Querida Amazônia, em seu número 61, diz que “A Igreja é chamada a caminhar com os povos da Amazônia”. Já em seu número 90, chama “…a promover a oração pelas vocações sacerdotais” e “a ser mais generoso em levar aqueles que mostram vocação missionária a optarem pela Amazônia“.

Na Tríplice Fronteira Brasil-Peru-Colômbia, os Missionários de Guadalupe trabalharão na Diocese de Alto Solimões, na cidade de Tabatinga, nos bairros da periferia Umariaçu I e II (Ticuna) e na área de Ifam-Kokama.
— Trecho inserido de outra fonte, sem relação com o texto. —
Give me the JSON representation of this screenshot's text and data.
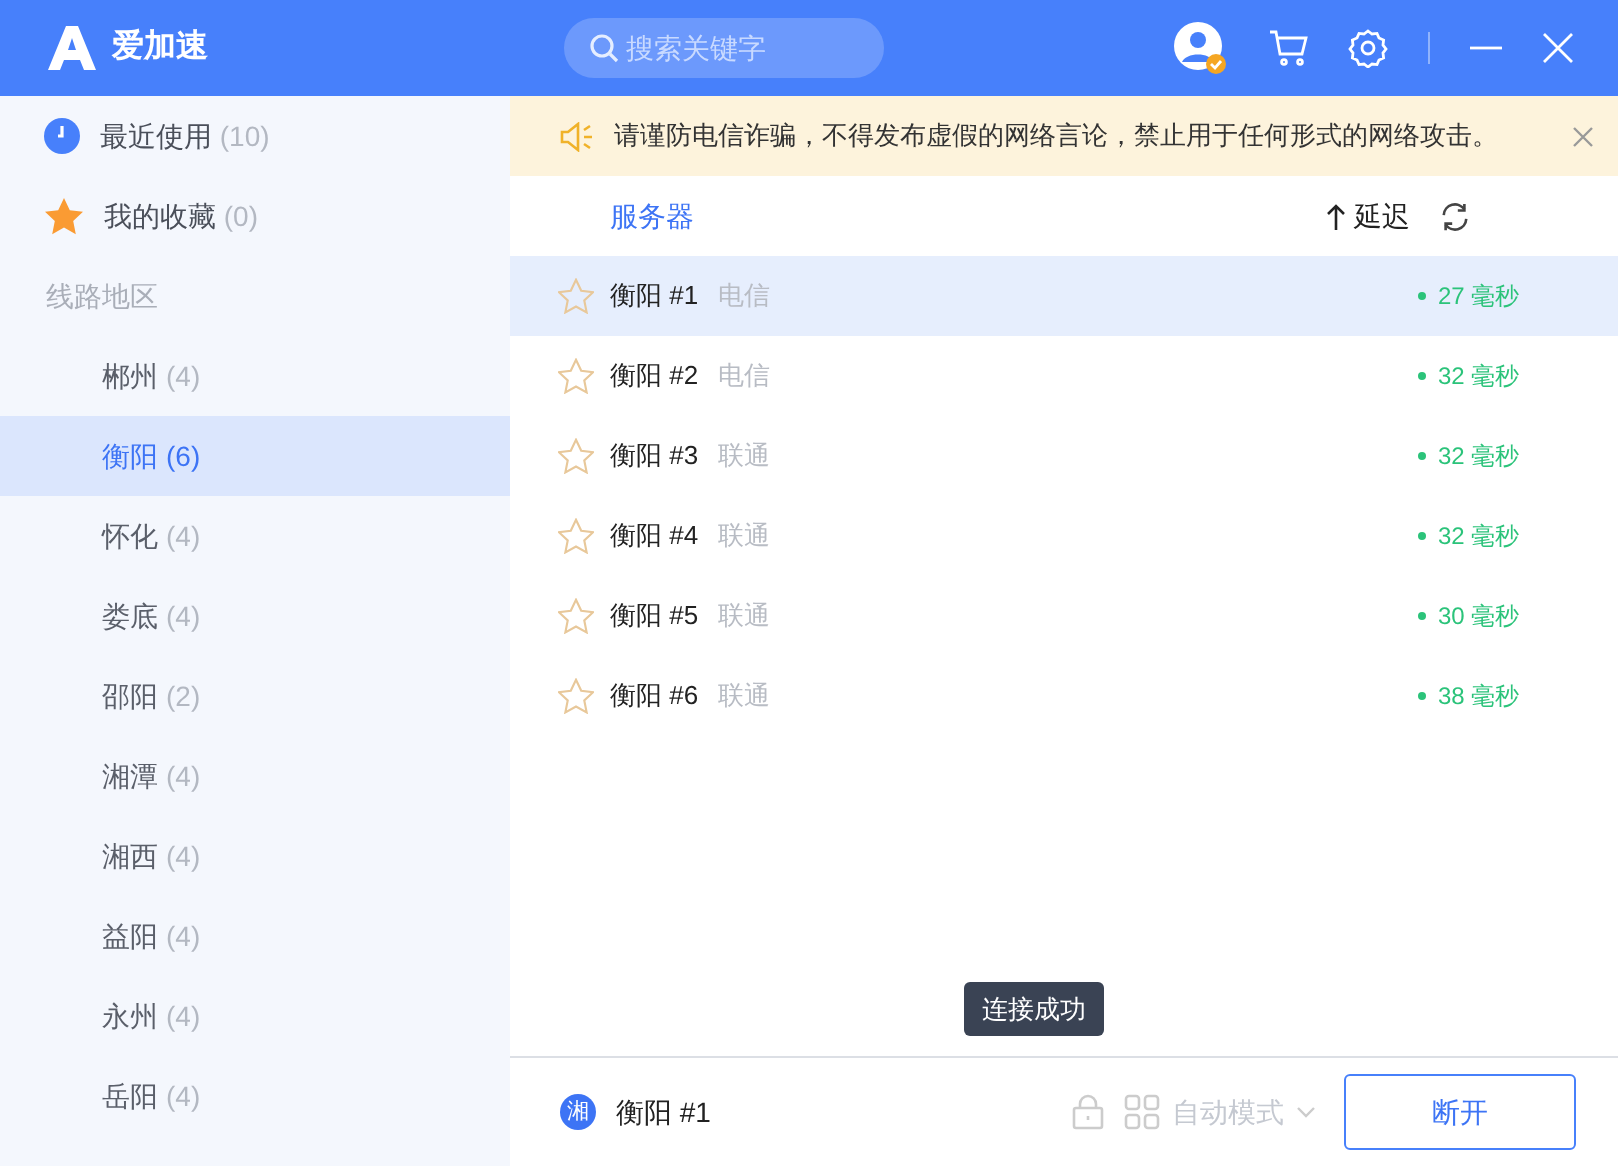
{
  "app": {
    "title": "爱加速"
  },
  "search": {
    "placeholder": "搜索关键字"
  },
  "sidebar": {
    "items": [
      {
        "kind": "clock",
        "label": "最近使用",
        "count": "(10)"
      },
      {
        "kind": "star",
        "label": "我的收藏",
        "count": "(0)"
      }
    ],
    "section_title": "线路地区",
    "regions": [
      {
        "label": "郴州",
        "count": "(4)",
        "selected": false
      },
      {
        "label": "衡阳",
        "count": "(6)",
        "selected": true
      },
      {
        "label": "怀化",
        "count": "(4)",
        "selected": false
      },
      {
        "label": "娄底",
        "count": "(4)",
        "selected": false
      },
      {
        "label": "邵阳",
        "count": "(2)",
        "selected": false
      },
      {
        "label": "湘潭",
        "count": "(4)",
        "selected": false
      },
      {
        "label": "湘西",
        "count": "(4)",
        "selected": false
      },
      {
        "label": "益阳",
        "count": "(4)",
        "selected": false
      },
      {
        "label": "永州",
        "count": "(4)",
        "selected": false
      },
      {
        "label": "岳阳",
        "count": "(4)",
        "selected": false
      }
    ]
  },
  "notice": {
    "text": "请谨防电信诈骗，不得发布虚假的网络言论，禁止用于任何形式的网络攻击。"
  },
  "table": {
    "columns": [
      {
        "label": "服务器"
      },
      {
        "label": "延迟"
      }
    ],
    "rows": [
      {
        "name": "衡阳 #1",
        "isp": "电信",
        "latency": "27 毫秒",
        "selected": true
      },
      {
        "name": "衡阳 #2",
        "isp": "电信",
        "latency": "32 毫秒",
        "selected": false
      },
      {
        "name": "衡阳 #3",
        "isp": "联通",
        "latency": "32 毫秒",
        "selected": false
      },
      {
        "name": "衡阳 #4",
        "isp": "联通",
        "latency": "32 毫秒",
        "selected": false
      },
      {
        "name": "衡阳 #5",
        "isp": "联通",
        "latency": "30 毫秒",
        "selected": false
      },
      {
        "name": "衡阳 #6",
        "isp": "联通",
        "latency": "38 毫秒",
        "selected": false
      }
    ]
  },
  "tooltip": {
    "text": "连接成功"
  },
  "footer": {
    "badge": "湘",
    "server": "衡阳 #1",
    "mode": "自动模式",
    "button": "断开"
  }
}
Também o farão no lado peruano, no Vicariato de San José del Amazonas, onde assumirão a paróquia de Caballo Cocha e a Comunidade de Pebas, este último lugar, onde também colocarão o ano de formação pastoral e espiritual dos seua seminaristas (CESPA).

Os Missionários de Guadalupe pretendem “retomar nosso carisma missionário de acordo com a realidade atual; responder ao chamado da Missão inspirada na Querida Amazônia: estar presentes e a serviço de nossos irmãos e irmãs dos povos originários, das comunidades ribeirinhas e das periferias; seguir uma rota amazônica de Pucallpa (Ucayali) ao Amazonas (Manaos), passando por pontos estratégicos, Solimões, Javari, etc.”.

Em relação ao Povo Ticuna, pretende unir o esforço que está sendo realizado para relacionar, comunicar e integrar a atividade evangelizadora entre os Ticuna que vivem na Colômbia, no Brasil e no Peru.

Para realizar esta missão, os Missionários de Guadalupe estão criando equipes missionárias formadas por missionários leigos, seminaristas, diáconos, sacerdotes diocesanos associados aos Missionários de Guadalupe e os sacerdotes Missionários de Guadalupe, em colaboração com os bispos das Igrejas particulares, onde realizarão sua missão, acompanhando e realizando os Planos Pastorais das dioceses e vicariatos.

Segundo o padre Eugenio Romo, a nova missão visa realizar algo que o cardeal Pedro Barreto, presidente da Rede Eclesial Pan-Amazônica (REPAM), lhe indicou, o que o fez ver que “era necessário ir além das fronteiras geográficas e políticas para olhar a Amazônia como uma realidade territorial onde vivem grupos étnicos e precisam ser acompanhados pastoral e espiritualmente em seu caminho”.

O Padre Geral afirma que “os Missionários de Guadalupe decidiram romper com esta realidade geográfica e política para ver e ir em direção a estes grupos étnicos“. Por isso decidimos concentrar nossa presença missionária no Vicariato Apostólico de Pucallpa, no Vicariato Apostólico de São José do Amazonas, na Diocese de Alto Solimões e na Arquidiocese de Manaus”, insistindo em sua decisão de acompanhar o que os bispos pedirem.

Os Missionários de Guadalupe pretendem acompanhar as comunidades indígenas, algo que já fazem com diferentes povos, e que é visto por seu General como “um passo muito importante que os Missionários de Guadalupe estão dando ao considerar a Amazônia como uma missão ad gentes”, algo pelo qual eles se confiam à Virgem de Guadalupe. Uma missão que eles querem realizar junto com os leigos, “entendendo a vocação dos leigos não como alguém que vem nos ajudar como sacerdotes, mas como alguém que tem sua própria vocação para pregar Cristo“, afirma o Padre Romo, que insiste que “sacerdotes e leigos se complementam e nós podemos responder às necessidades destas comunidades”.